1956

La conmemoración del año ha sido sin duda alguna el 70 aniversario de la Guerra Civil, dejando incluso de lado el más sugestivo 75 cumpleaños de la proclamación de la Segunda República. Otras efemérides han quedado en la sombra, entre ellas la secuencia de cambios que afectó al movimiento comunista a lo largo de 1956 y que culmina con las movilizaciones anticomunistas de Polonia y de Hungría.

La conmemoración del año ha sido sin duda alguna el 70 aniversario de la Guerra Civil, dejando incluso de lado el más sugestivo 75 cumpleaños de la proclamación de la Segunda República. Otras efemérides han quedado en la sombra, entre ellas una que revistió gran importancia, tanto para la historia mundial como para la española. Nos referimos a la secuencia de cambios que afectó al movimiento comunista a lo largo de 1956, a partir de la lectura del informe Jruschov sobre el estalinismo en el XX Congreso del Partido Comunista de la Unión Soviética, y que culmina con las movilizaciones anticomunistas de Polonia y de Hungría, cerrada la primera con un reajuste que hizo posible la continuidad del partido al frente de la «democracia popular» y la segunda por la invasión del ejército soviético.

La división del mundo en dos bloques quedaba así consagrada, con unas fronteras en Europa que permanecieron inmutables hasta los derrumbamientos en cadena del bloque socialista en 1989. Lo mismo sucedía con el liderazgo de los dos grandes, según podrá comprobarse cuando en octubre Francia e Inglaterra intenten la aventura neocolonial en torno al canal de Suez. Fue en ese marco, una vez consolidado el franquismo a favor de la guerra fría, cuando la paz de los cementerios y de las cárceles empezó a verse turbada en España, al tener lugar las primeras acciones universitarias que sirven de prólogo a una propuesta original del Partido Comunista: la reconciliación nacional. Empezaba la larga marcha que veinte años más tarde desemboca en la transición democrática.
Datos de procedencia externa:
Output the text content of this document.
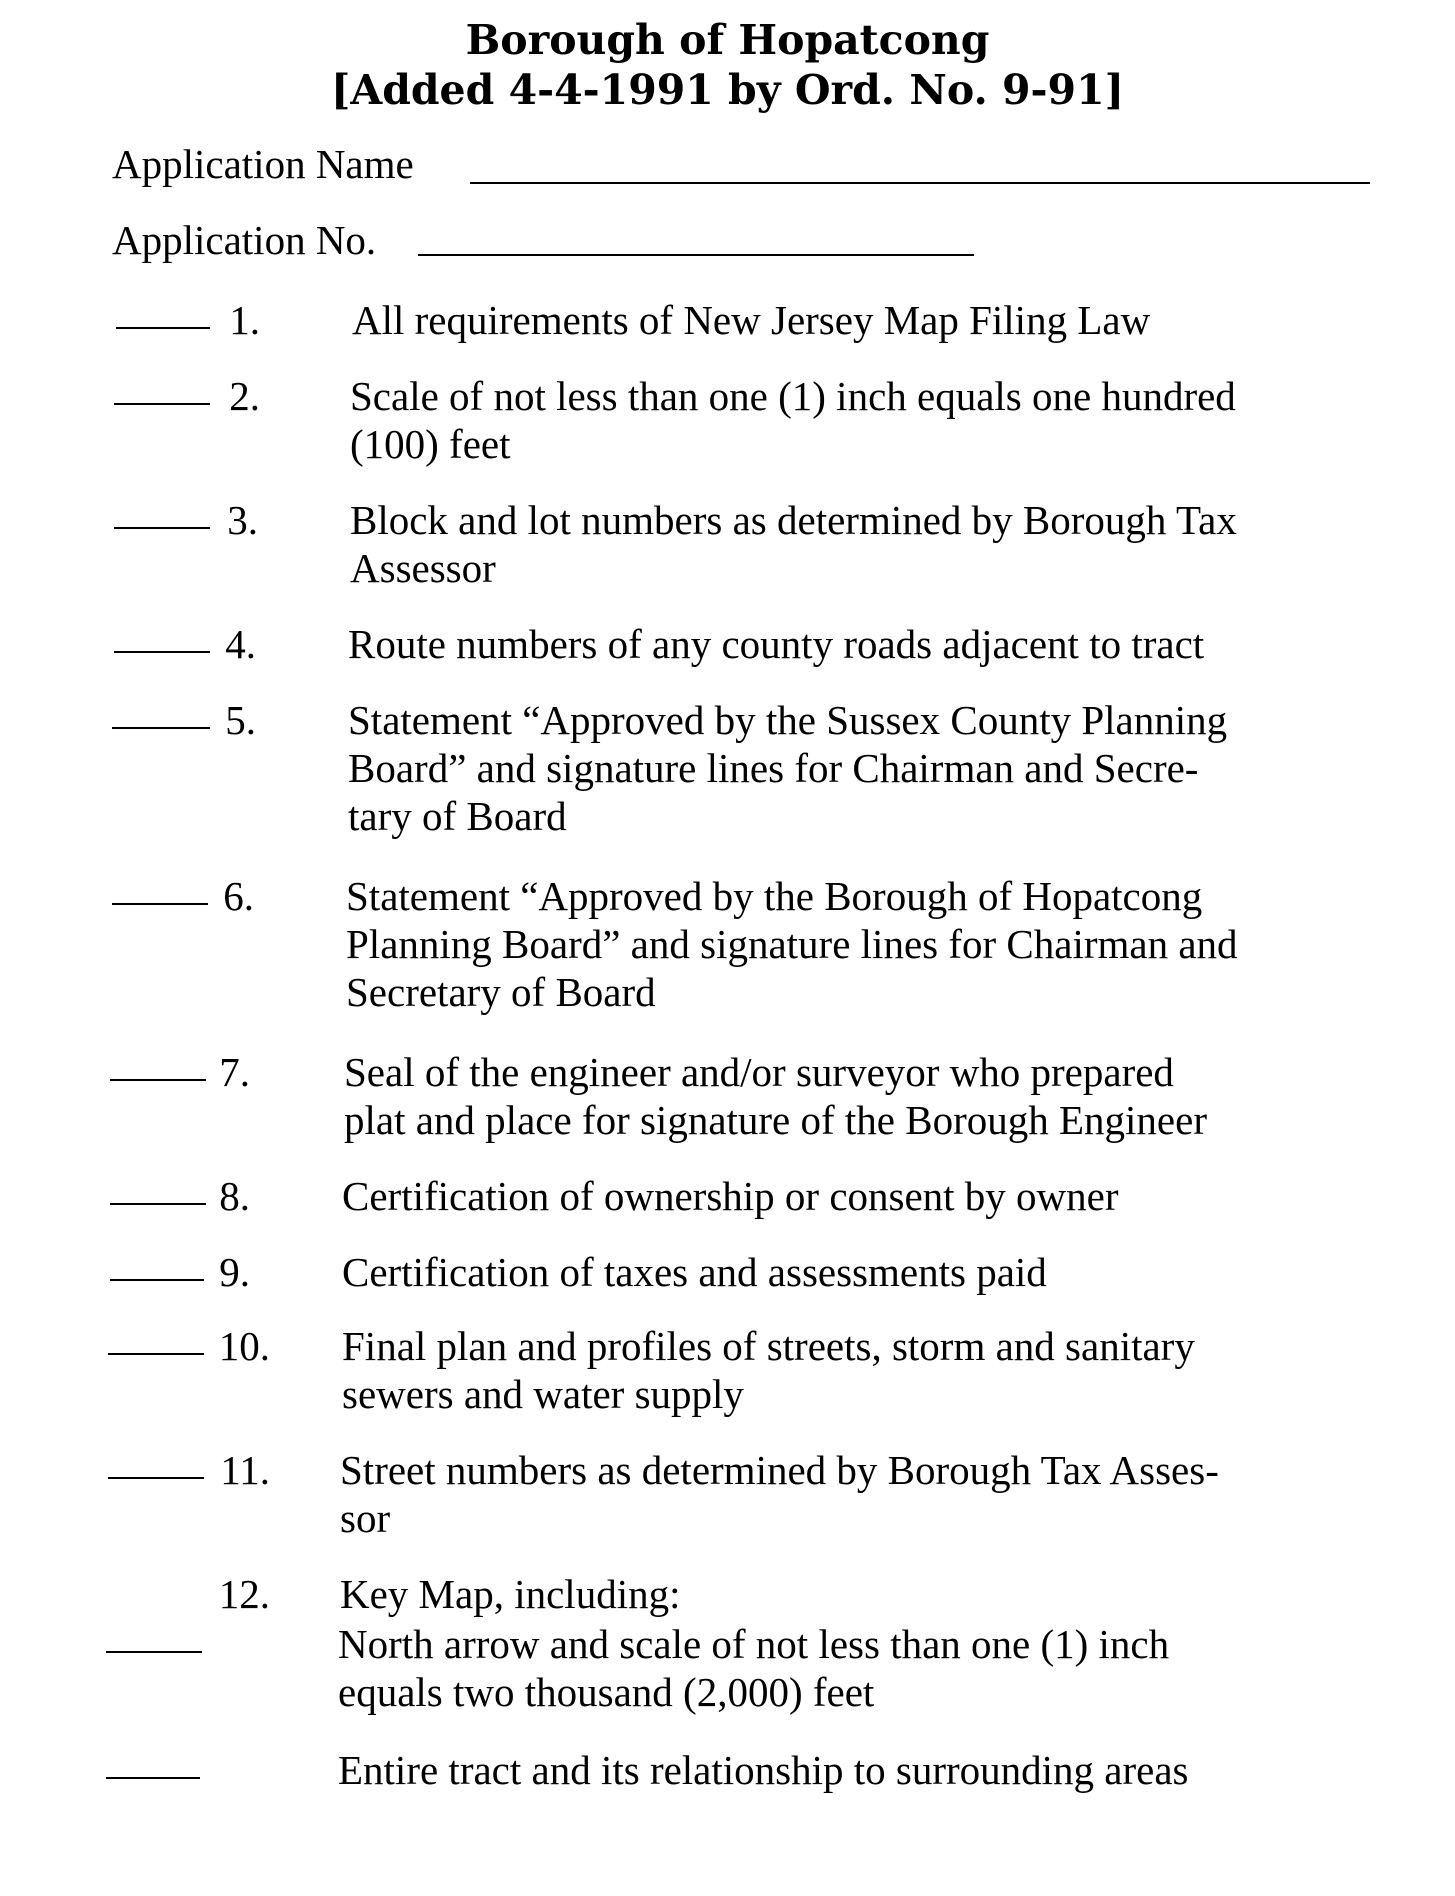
Borough of Hopatcong
[Added 4-4-1991 by Ord. No. 9-91]
Application Name
Application No.
1. All requirements of New Jersey Map Filing Law
2. Scale of not less than one (1) inch equals one hundred
(100) feet
3. Block and lot numbers as determined by Borough Tax
Assessor
4. Route numbers of any county roads adjacent to tract
5. Statement “Approved by the Sussex County Planning
Board” and signature lines for Chairman and Secre-
tary of Board
6. Statement “Approved by the Borough of Hopatcong
Planning Board” and signature lines for Chairman and
Secretary of Board
7. Seal of the engineer and/or surveyor who prepared
plat and place for signature of the Borough Engineer
8. Certification of ownership or consent by owner
9. Certification of taxes and assessments paid
10. Final plan and profiles of streets, storm and sanitary
sewers and water supply
11. Street numbers as determined by Borough Tax Asses-
sor
12. Key Map, including:
North arrow and scale of not less than one (1) inch
equals two thousand (2,000) feet
Entire tract and its relationship to surrounding areas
Visto desde hoy, y a pesar de su timidez calculada, el informe presentado por Jruschov en el XX Congreso supone también el inicio de un proceso de larga duración: la agonía del comunismo. Fue más bien un aplazamiento de sentencia disfrazado de absolución. Los dirigentes soviéticos supieron conjugar la revelación parcial de la barbarie estalinista, presentada como excesos del «culto de la personalidad», con la convalidación de la forma de socialismo acuñada por el propio Stalin. Quedó sin embargo abierto el camino para descubrir los horrores del sistema, centrado en las ejecuciones masivas y en el gulag. Unos meses más tarde, la persistencia en los métodos resultó probada por la invasión militar de Hungría, con la consiguiente represión de masas que alcanzó al propio ex primer ministro comunista Imre Nagy, ejecutado tras abandonar su refugio en la Embajada de Yugoslavia. La «democracia popular» sobrevivía gracias a los carros de combate soviéticos. Dudosa fórmula de emancipación humana.

En la vertiente opuesta, tal y como ocurriera en Francia y en Italia durante la Segunda Guerra Mundial, los partidos comunistas jugaron un papel positivo en los movimientos de resistencia antifascista, y en este sentido su contribución a la democracia fue innegable. Tal fue el caso del Partido Comunista de España, que desde 1939, y a pesar de su debilidad, sumó a su condición de chivo expiatorio la de principal fuerza de oposición a la dictadura. A la altura de 1956, los comunistas organizados eran unos centenares. Poca cosa para la estrategia de enfrentamiento abierto por medio de una huelga general que pronto lanzará Santiago Carrillo. Pero de momento lo que cuenta, al lograr tras dura lucha sustituir los «jóvenes» (Carrillo, con Claudín, Semprún, Gallego) a los veteranos de los años 30 al frente del partido, es «el sentido de lo nuevo» que elogia la todavía autoridad máxima del PCE, Dolores Ibarruri. La guerra ha terminado, se perdió sin vuelta de hoja, y a la divisoria entre vencedores y vencidos sustituye la que enfrenta a los demócratas de cualquier origen con el franquismo. Es la política de reconciliación nacional, basada en un solo objetivo: restablecer las libertades democráticas. Los soviéticos no entenderán qué significaba eso de reconciliación nacional, contaba Manuel Azcárate, pero la sociedad española sí acabará entendiéndolo y asumiendo tal exigencia. Lástima que en esa apertura a la democracia el líder del PCE siguiera viendo como protagonista al partido de siempre, el forjado en la era de Stalin. La consecuencia será otra larga agonía, precedida de la autodestrucción del PCE, prolongada IU mediante hasta nuestros días.